The most important measure of inflation in the UK, and internationally, is the CPI. Used as the UK’s official inflation yardstick, it’s worked out by measuring the price of a typical ‘basket’ of goods and services we use in our everyday lives.


This basket includes everything from the price of a loaf of bread to how much an e-book costs and is determined by the annual Family Expenditure Survey, which is completed by 6,000 people and determines the percentage of people’s incomes that are spent on different things. It changes every year, with items added or taken away to better reflect current shopping habits.

This list often provides a fascinating insight into UK social trends. For example, in 2023, E-bikes, home security cameras and frozen berries have all been added, while non-Top 40 CDs, alcopops and digital cameras have been removed.

The ONS weights each product or service category depending on its importance to the average person’s budget. It means things that are integral to our lives, like food, have more of a bearing on the CPI rate than luxuries, such as alcohol.

In all, the ONS gathers 180,000 individual prices for more than 720 consumer goods and services every single month. These prices are collected in roughly 140 locations across the UK, as well as from the internet and over the phone.

Every year, the ONS measures inflation using a typical ‘basket’ of goods and services the average household spends money on (image: Adobe)Every year, the ONS measures inflation using a typical ‘basket’ of goods and services the average household spends money on (image: Adobe)
Every year, the ONS measures inflation using a typical ‘basket’ of goods and services the average household spends money on (image: Adobe)

Percentage increases in price are then multiplied by the weighting the particular product category has been given, which gives us a picture of how much of an impact it is having on consumer budgets. The September edition of the CPI tends to be especially important because the government uses it to judge how much state benefits should increase from the next financial year.

The ONS also calculates a version of the CPI that includes home owner occupier costs and council tax (CPIH). While it is a more comprehensive measure of overall inflation, it masks day-to-day consumer price changes because housing is given a huge weighting. It also makes it harder to make international comparisons, as the UK’s housing system is very different from those in other countries.


Alongside the CPI, the ONS also calculates inflation through the Retail Prices Index (RPI). However, it is not used for official purposes as, by international standards, it is seen as an inferior measurement to the CPI.

A train entering Central Station in Glasgow, Scotland in June 2022 (Pic: Getty Images)A train entering Central Station in Glasgow, Scotland in June 2022 (Pic: Getty Images)
A train entering Central Station in Glasgow, Scotland in June 2022 (Pic: Getty Images)

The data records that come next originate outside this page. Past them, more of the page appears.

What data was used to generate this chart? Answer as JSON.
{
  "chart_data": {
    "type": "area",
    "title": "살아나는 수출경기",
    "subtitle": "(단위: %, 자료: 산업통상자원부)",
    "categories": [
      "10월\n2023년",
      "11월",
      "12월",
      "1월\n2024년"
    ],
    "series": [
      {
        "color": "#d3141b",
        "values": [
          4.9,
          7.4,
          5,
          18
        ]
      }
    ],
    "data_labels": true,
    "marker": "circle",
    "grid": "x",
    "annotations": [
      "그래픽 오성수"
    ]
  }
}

The reason why it is still calculated is because it provides a historical yardstick for how UK inflation has changed. This is because it was used for much of the twentieth century. RPI is still used to determine some UK prices, for example train tickets, mobile phone bills and some taxes, like alcohol duty. It fell to a rate of 11.4% in March 2023.

What does the current CPI mean?

The CPI rate was 8.7% in April 2023. What this means in practice is that the average price of goods and services cost 8.7% more than in April 2022. In real terms, an item that cost £1 last year now costs an average of £1.09 (when we round the figure up).

Ultimately, it means the purchasing power of the pounds in your pocket has diminished significantly since last year. This level of inflation builds on what was already a high rate of 9% in April 2022.